3. A message forwarding method is applied to a service node and comprises the following steps:

receiving a data message from an external interface, and decapsulating the data message to obtain service chain information, wherein the service chain information includes an external interface address of a service node to be experienced by the data message;

4. The method of claim 3, wherein the method further comprises:

5. The method of claim 4, wherein the method further comprises:

6. The method of any of claims 3 to 5, wherein the method further comprises:

7. The method according to claim 4 or 5, wherein the sending the packet encapsulated with the packet header to the next-hop service node according to the external interface address of the next-hop service node of the service node in the service chain information includes:

8. A message forwarding method, wherein, the system applying the system including the arranging node and the service node, comprises:

the method comprises the steps that a layout node receives a data message from a first user interface, decapsulates the data message, and obtains a service requirement of the data message, wherein the service requirement is used for indicating network service and a service sequence which need to be provided for the data message; arranging a service path according to the service requirement to obtain service chain information, wherein the service chain information comprises an external interface address of a service node to be experienced by the data message; encapsulating the service link information in the data message; sending the data message encapsulated with the service link information to a first service node according to an external interface address of the first service node in the service link information;

the service node receives the data message sent by the arrangement node or other service nodes from an external interface, decapsulates the data message, and obtains service chain information, wherein the service chain information comprises an external interface address of a service node to which the data message needs to go; judging whether the service node is a tail service node or not based on the service chain information; responding to that the service node is a tail service node, forwarding the data message to a user side from a second user side interface corresponding to the tail service node, responding to that the service node is not the tail service node, processing the data message based on the service provided by the service node, and then packaging the service chain information in the processed data message; and sending the data message packaged with the service chain information to a next hop service node according to the external interface address of the next hop service node of the service node in the service chain information.

9. The method of claim 8, wherein the method further comprises:

when the service link information is encapsulated, the tenant information is encapsulated in the data message by the arranging node or the service node;

the data message encapsulated with the service link information includes a segment routing internet protocol version 6 Srv6 message, and the service link information and the tenant information are encapsulated in a segment routing header SRH of the Srv6 message.

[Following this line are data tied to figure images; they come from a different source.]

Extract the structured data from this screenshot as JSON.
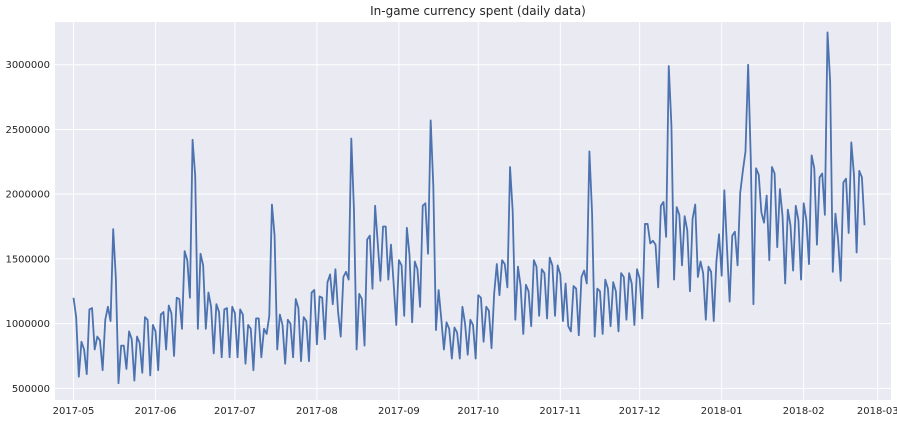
{
  "chart_data": {
    "type": "line",
    "title": "In-game currency spent (daily data)",
    "xlabel": "",
    "ylabel": "",
    "x_ticks": [
      "2017-05",
      "2017-06",
      "2017-07",
      "2017-08",
      "2017-09",
      "2017-10",
      "2017-11",
      "2017-12",
      "2018-01",
      "2018-02",
      "2018-03"
    ],
    "y_ticks": [
      "500000",
      "1000000",
      "1500000",
      "2000000",
      "2500000",
      "3000000"
    ],
    "xlim": [
      "2017-04-24",
      "2018-03-06"
    ],
    "ylim": [
      410000,
      3330000
    ],
    "grid": true,
    "background": "#e9eaf2",
    "line_color": "#4c72b0",
    "series": [
      {
        "start_date": "2017-05-01",
        "values": [
          1200000,
          1050000,
          590000,
          860000,
          800000,
          610000,
          1110000,
          1120000,
          800000,
          900000,
          870000,
          640000,
          1030000,
          1130000,
          1020000,
          1730000,
          1350000,
          540000,
          830000,
          830000,
          650000,
          940000,
          880000,
          560000,
          900000,
          850000,
          620000,
          1050000,
          1030000,
          600000,
          990000,
          940000,
          640000,
          1070000,
          1090000,
          800000,
          1140000,
          1080000,
          750000,
          1200000,
          1190000,
          960000,
          1560000,
          1490000,
          1200000,
          2420000,
          2140000,
          960000,
          1540000,
          1450000,
          960000,
          1240000,
          1130000,
          770000,
          1150000,
          1090000,
          740000,
          1110000,
          1120000,
          740000,
          1130000,
          1080000,
          740000,
          1110000,
          1070000,
          690000,
          990000,
          960000,
          640000,
          1040000,
          1040000,
          740000,
          960000,
          920000,
          1060000,
          1920000,
          1680000,
          800000,
          1070000,
          990000,
          690000,
          1030000,
          1000000,
          740000,
          1190000,
          1120000,
          710000,
          1050000,
          1020000,
          710000,
          1240000,
          1260000,
          840000,
          1210000,
          1200000,
          880000,
          1320000,
          1380000,
          1150000,
          1420000,
          1090000,
          900000,
          1360000,
          1400000,
          1340000,
          2430000,
          1880000,
          800000,
          1230000,
          1190000,
          830000,
          1650000,
          1680000,
          1270000,
          1910000,
          1620000,
          1330000,
          1750000,
          1750000,
          1340000,
          1610000,
          1310000,
          990000,
          1490000,
          1450000,
          1060000,
          1740000,
          1530000,
          1010000,
          1480000,
          1420000,
          1130000,
          1910000,
          1930000,
          1540000,
          2570000,
          2060000,
          950000,
          1260000,
          1040000,
          800000,
          1010000,
          960000,
          730000,
          970000,
          930000,
          730000,
          1130000,
          1000000,
          760000,
          1030000,
          990000,
          730000,
          1220000,
          1200000,
          860000,
          1130000,
          1100000,
          810000,
          1230000,
          1460000,
          1220000,
          1490000,
          1460000,
          1280000,
          2210000,
          1870000,
          1030000,
          1440000,
          1290000,
          920000,
          1300000,
          1250000,
          980000,
          1490000,
          1440000,
          1060000,
          1420000,
          1390000,
          1040000,
          1510000,
          1450000,
          1060000,
          1450000,
          1380000,
          1020000,
          1310000,
          980000,
          940000,
          1290000,
          1270000,
          910000,
          1360000,
          1410000,
          1310000,
          2330000,
          1860000,
          900000,
          1270000,
          1250000,
          920000,
          1340000,
          1270000,
          980000,
          1320000,
          1250000,
          940000,
          1390000,
          1360000,
          1030000,
          1390000,
          1310000,
          990000,
          1420000,
          1350000,
          1040000,
          1770000,
          1770000,
          1620000,
          1640000,
          1610000,
          1280000,
          1910000,
          1940000,
          1670000,
          2990000,
          2530000,
          1340000,
          1900000,
          1840000,
          1450000,
          1830000,
          1720000,
          1250000,
          1810000,
          1920000,
          1360000,
          1480000,
          1390000,
          1030000,
          1440000,
          1400000,
          1020000,
          1480000,
          1690000,
          1370000,
          2030000,
          1590000,
          1170000,
          1680000,
          1710000,
          1450000,
          2010000,
          2180000,
          2330000,
          3000000,
          2270000,
          1150000,
          2200000,
          2150000,
          1860000,
          1780000,
          1990000,
          1490000,
          2210000,
          2160000,
          1590000,
          2040000,
          1830000,
          1310000,
          1880000,
          1760000,
          1410000,
          1910000,
          1800000,
          1340000,
          1930000,
          1800000,
          1460000,
          2300000,
          2200000,
          1610000,
          2130000,
          2160000,
          1840000,
          3250000,
          2870000,
          1400000,
          1850000,
          1650000,
          1330000,
          2090000,
          2120000,
          1700000,
          2400000,
          2150000,
          1550000,
          2180000,
          2130000,
          1760000
        ]
      }
    ]
  }
}
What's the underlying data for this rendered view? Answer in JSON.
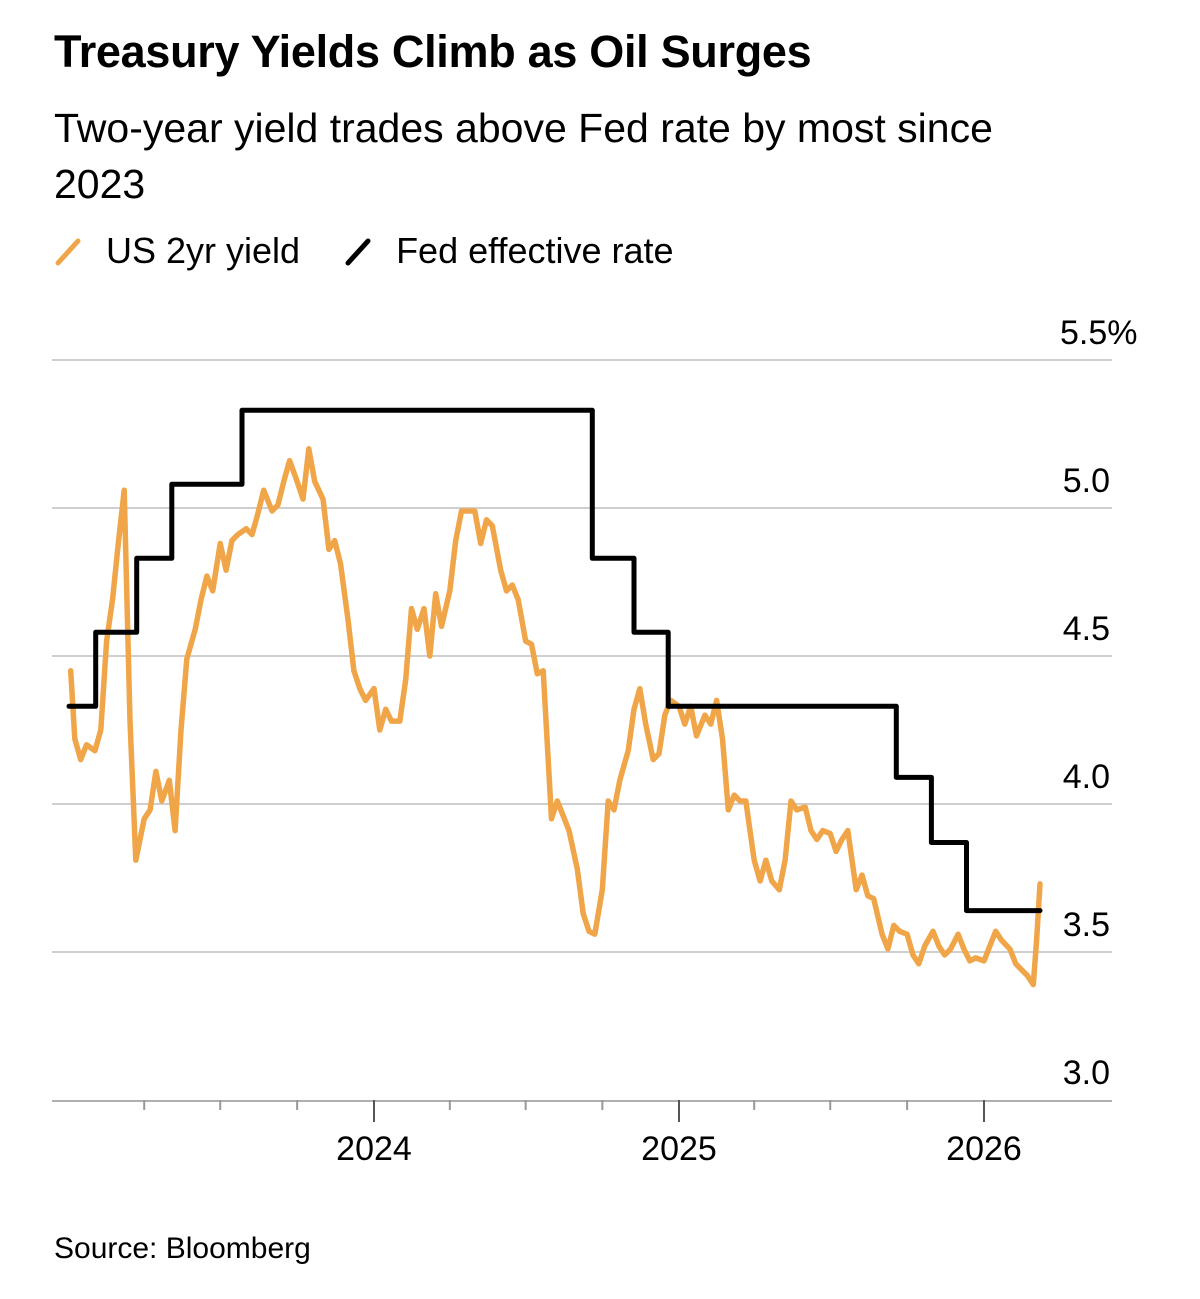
{
  "header": {
    "title": "Treasury Yields Climb as Oil Surges",
    "subtitle": "Two-year yield trades above Fed rate by most since 2023"
  },
  "footer": {
    "source": "Source: Bloomberg"
  },
  "chart_data": {
    "type": "line",
    "title": "Treasury Yields Climb as Oil Surges",
    "subtitle": "Two-year yield trades above Fed rate by most since 2023",
    "xlabel": "",
    "ylabel": "",
    "ylim": [
      3.0,
      5.5
    ],
    "xlim": [
      "2023-01-01",
      "2026-05-01"
    ],
    "y_ticks": [
      3.0,
      3.5,
      4.0,
      4.5,
      5.0,
      5.5
    ],
    "y_tick_labels": [
      "3.0",
      "3.5",
      "4.0",
      "4.5",
      "5.0",
      "5.5%"
    ],
    "y_axis_side": "right",
    "x_major_ticks": [
      "2024-01-01",
      "2025-01-01",
      "2026-01-01"
    ],
    "x_tick_labels": [
      "2024",
      "2025",
      "2026"
    ],
    "x_minor_ticks": [
      "2023-04-01",
      "2023-07-01",
      "2023-10-01",
      "2024-04-01",
      "2024-07-01",
      "2024-10-01",
      "2025-04-01",
      "2025-07-01",
      "2025-10-01"
    ],
    "grid": "horizontal",
    "legend_placement": "top-left",
    "source": "Source: Bloomberg",
    "series": [
      {
        "name": "US 2yr yield",
        "color": "#F0A548",
        "step": false,
        "points": [
          [
            "2023-01-03",
            4.45
          ],
          [
            "2023-01-08",
            4.22
          ],
          [
            "2023-01-15",
            4.15
          ],
          [
            "2023-01-22",
            4.2
          ],
          [
            "2023-02-01",
            4.18
          ],
          [
            "2023-02-08",
            4.25
          ],
          [
            "2023-02-15",
            4.55
          ],
          [
            "2023-02-22",
            4.69
          ],
          [
            "2023-03-01",
            4.88
          ],
          [
            "2023-03-08",
            5.06
          ],
          [
            "2023-03-15",
            4.28
          ],
          [
            "2023-03-22",
            3.81
          ],
          [
            "2023-04-01",
            3.95
          ],
          [
            "2023-04-08",
            3.98
          ],
          [
            "2023-04-15",
            4.11
          ],
          [
            "2023-04-22",
            4.01
          ],
          [
            "2023-05-01",
            4.08
          ],
          [
            "2023-05-08",
            3.91
          ],
          [
            "2023-05-15",
            4.25
          ],
          [
            "2023-05-22",
            4.49
          ],
          [
            "2023-06-01",
            4.59
          ],
          [
            "2023-06-08",
            4.69
          ],
          [
            "2023-06-15",
            4.77
          ],
          [
            "2023-06-22",
            4.72
          ],
          [
            "2023-07-01",
            4.88
          ],
          [
            "2023-07-08",
            4.79
          ],
          [
            "2023-07-15",
            4.89
          ],
          [
            "2023-07-22",
            4.91
          ],
          [
            "2023-08-01",
            4.93
          ],
          [
            "2023-08-08",
            4.91
          ],
          [
            "2023-08-15",
            4.98
          ],
          [
            "2023-08-22",
            5.06
          ],
          [
            "2023-09-01",
            4.99
          ],
          [
            "2023-09-08",
            5.01
          ],
          [
            "2023-09-15",
            5.09
          ],
          [
            "2023-09-22",
            5.16
          ],
          [
            "2023-10-01",
            5.09
          ],
          [
            "2023-10-08",
            5.03
          ],
          [
            "2023-10-15",
            5.2
          ],
          [
            "2023-10-22",
            5.09
          ],
          [
            "2023-11-01",
            5.03
          ],
          [
            "2023-11-08",
            4.86
          ],
          [
            "2023-11-15",
            4.89
          ],
          [
            "2023-11-22",
            4.81
          ],
          [
            "2023-12-01",
            4.62
          ],
          [
            "2023-12-08",
            4.45
          ],
          [
            "2023-12-15",
            4.39
          ],
          [
            "2023-12-22",
            4.35
          ],
          [
            "2024-01-01",
            4.39
          ],
          [
            "2024-01-08",
            4.25
          ],
          [
            "2024-01-15",
            4.32
          ],
          [
            "2024-01-22",
            4.28
          ],
          [
            "2024-02-01",
            4.28
          ],
          [
            "2024-02-08",
            4.42
          ],
          [
            "2024-02-15",
            4.66
          ],
          [
            "2024-02-22",
            4.59
          ],
          [
            "2024-03-01",
            4.66
          ],
          [
            "2024-03-08",
            4.5
          ],
          [
            "2024-03-15",
            4.71
          ],
          [
            "2024-03-22",
            4.6
          ],
          [
            "2024-04-01",
            4.72
          ],
          [
            "2024-04-08",
            4.89
          ],
          [
            "2024-04-15",
            4.99
          ],
          [
            "2024-04-22",
            4.99
          ],
          [
            "2024-05-01",
            4.99
          ],
          [
            "2024-05-08",
            4.88
          ],
          [
            "2024-05-15",
            4.96
          ],
          [
            "2024-05-22",
            4.94
          ],
          [
            "2024-06-01",
            4.79
          ],
          [
            "2024-06-08",
            4.72
          ],
          [
            "2024-06-15",
            4.74
          ],
          [
            "2024-06-22",
            4.69
          ],
          [
            "2024-07-01",
            4.55
          ],
          [
            "2024-07-08",
            4.54
          ],
          [
            "2024-07-15",
            4.44
          ],
          [
            "2024-07-22",
            4.45
          ],
          [
            "2024-08-01",
            3.95
          ],
          [
            "2024-08-08",
            4.01
          ],
          [
            "2024-08-15",
            3.96
          ],
          [
            "2024-08-22",
            3.91
          ],
          [
            "2024-09-01",
            3.78
          ],
          [
            "2024-09-08",
            3.63
          ],
          [
            "2024-09-15",
            3.57
          ],
          [
            "2024-09-22",
            3.56
          ],
          [
            "2024-10-01",
            3.71
          ],
          [
            "2024-10-08",
            4.01
          ],
          [
            "2024-10-15",
            3.98
          ],
          [
            "2024-10-22",
            4.08
          ],
          [
            "2024-11-01",
            4.18
          ],
          [
            "2024-11-08",
            4.32
          ],
          [
            "2024-11-15",
            4.39
          ],
          [
            "2024-11-22",
            4.27
          ],
          [
            "2024-12-01",
            4.15
          ],
          [
            "2024-12-08",
            4.17
          ],
          [
            "2024-12-15",
            4.3
          ],
          [
            "2024-12-22",
            4.35
          ],
          [
            "2025-01-01",
            4.33
          ],
          [
            "2025-01-08",
            4.27
          ],
          [
            "2025-01-15",
            4.33
          ],
          [
            "2025-01-22",
            4.23
          ],
          [
            "2025-02-01",
            4.3
          ],
          [
            "2025-02-08",
            4.27
          ],
          [
            "2025-02-15",
            4.35
          ],
          [
            "2025-02-22",
            4.22
          ],
          [
            "2025-03-01",
            3.98
          ],
          [
            "2025-03-08",
            4.03
          ],
          [
            "2025-03-15",
            4.01
          ],
          [
            "2025-03-22",
            4.01
          ],
          [
            "2025-04-01",
            3.81
          ],
          [
            "2025-04-08",
            3.74
          ],
          [
            "2025-04-15",
            3.81
          ],
          [
            "2025-04-22",
            3.74
          ],
          [
            "2025-05-01",
            3.71
          ],
          [
            "2025-05-08",
            3.81
          ],
          [
            "2025-05-15",
            4.01
          ],
          [
            "2025-05-22",
            3.98
          ],
          [
            "2025-06-01",
            3.99
          ],
          [
            "2025-06-08",
            3.91
          ],
          [
            "2025-06-15",
            3.88
          ],
          [
            "2025-06-22",
            3.91
          ],
          [
            "2025-07-01",
            3.9
          ],
          [
            "2025-07-08",
            3.84
          ],
          [
            "2025-07-15",
            3.88
          ],
          [
            "2025-07-22",
            3.91
          ],
          [
            "2025-08-01",
            3.71
          ],
          [
            "2025-08-08",
            3.76
          ],
          [
            "2025-08-15",
            3.69
          ],
          [
            "2025-08-22",
            3.68
          ],
          [
            "2025-09-01",
            3.56
          ],
          [
            "2025-09-08",
            3.51
          ],
          [
            "2025-09-15",
            3.59
          ],
          [
            "2025-09-22",
            3.57
          ],
          [
            "2025-10-01",
            3.56
          ],
          [
            "2025-10-08",
            3.49
          ],
          [
            "2025-10-15",
            3.46
          ],
          [
            "2025-10-22",
            3.52
          ],
          [
            "2025-11-01",
            3.57
          ],
          [
            "2025-11-08",
            3.52
          ],
          [
            "2025-11-15",
            3.49
          ],
          [
            "2025-11-22",
            3.51
          ],
          [
            "2025-12-01",
            3.56
          ],
          [
            "2025-12-08",
            3.51
          ],
          [
            "2025-12-15",
            3.47
          ],
          [
            "2025-12-22",
            3.48
          ],
          [
            "2026-01-01",
            3.47
          ],
          [
            "2026-01-08",
            3.52
          ],
          [
            "2026-01-15",
            3.57
          ],
          [
            "2026-01-22",
            3.54
          ],
          [
            "2026-02-01",
            3.51
          ],
          [
            "2026-02-08",
            3.46
          ],
          [
            "2026-02-15",
            3.44
          ],
          [
            "2026-02-22",
            3.42
          ],
          [
            "2026-03-01",
            3.39
          ],
          [
            "2026-03-05",
            3.54
          ],
          [
            "2026-03-09",
            3.73
          ]
        ]
      },
      {
        "name": "Fed effective rate",
        "color": "#000000",
        "step": true,
        "points": [
          [
            "2023-01-01",
            4.33
          ],
          [
            "2023-02-02",
            4.58
          ],
          [
            "2023-03-23",
            4.83
          ],
          [
            "2023-05-04",
            5.08
          ],
          [
            "2023-07-27",
            5.33
          ],
          [
            "2024-09-19",
            4.83
          ],
          [
            "2024-11-08",
            4.58
          ],
          [
            "2024-12-19",
            4.33
          ],
          [
            "2025-09-18",
            4.09
          ],
          [
            "2025-10-30",
            3.87
          ],
          [
            "2025-12-11",
            3.64
          ],
          [
            "2026-03-09",
            3.64
          ]
        ]
      }
    ]
  }
}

10. An electronic device comprising a memory and at least one processor; wherein the memory is to store one or more computer instructions, wherein the one or more computer instructions are to be executed by the at least one processor to implement the method steps of any one of claims 1-9.

11. A computer readable storage medium having stored thereon computer instructions which, when executed by a processor, carry out the method steps of any of claims 1-9.

12. A computer program product comprising computer programs/instructions, wherein the computer programs/instructions, when executed by a processor, implement the method steps of any of claims 1-9.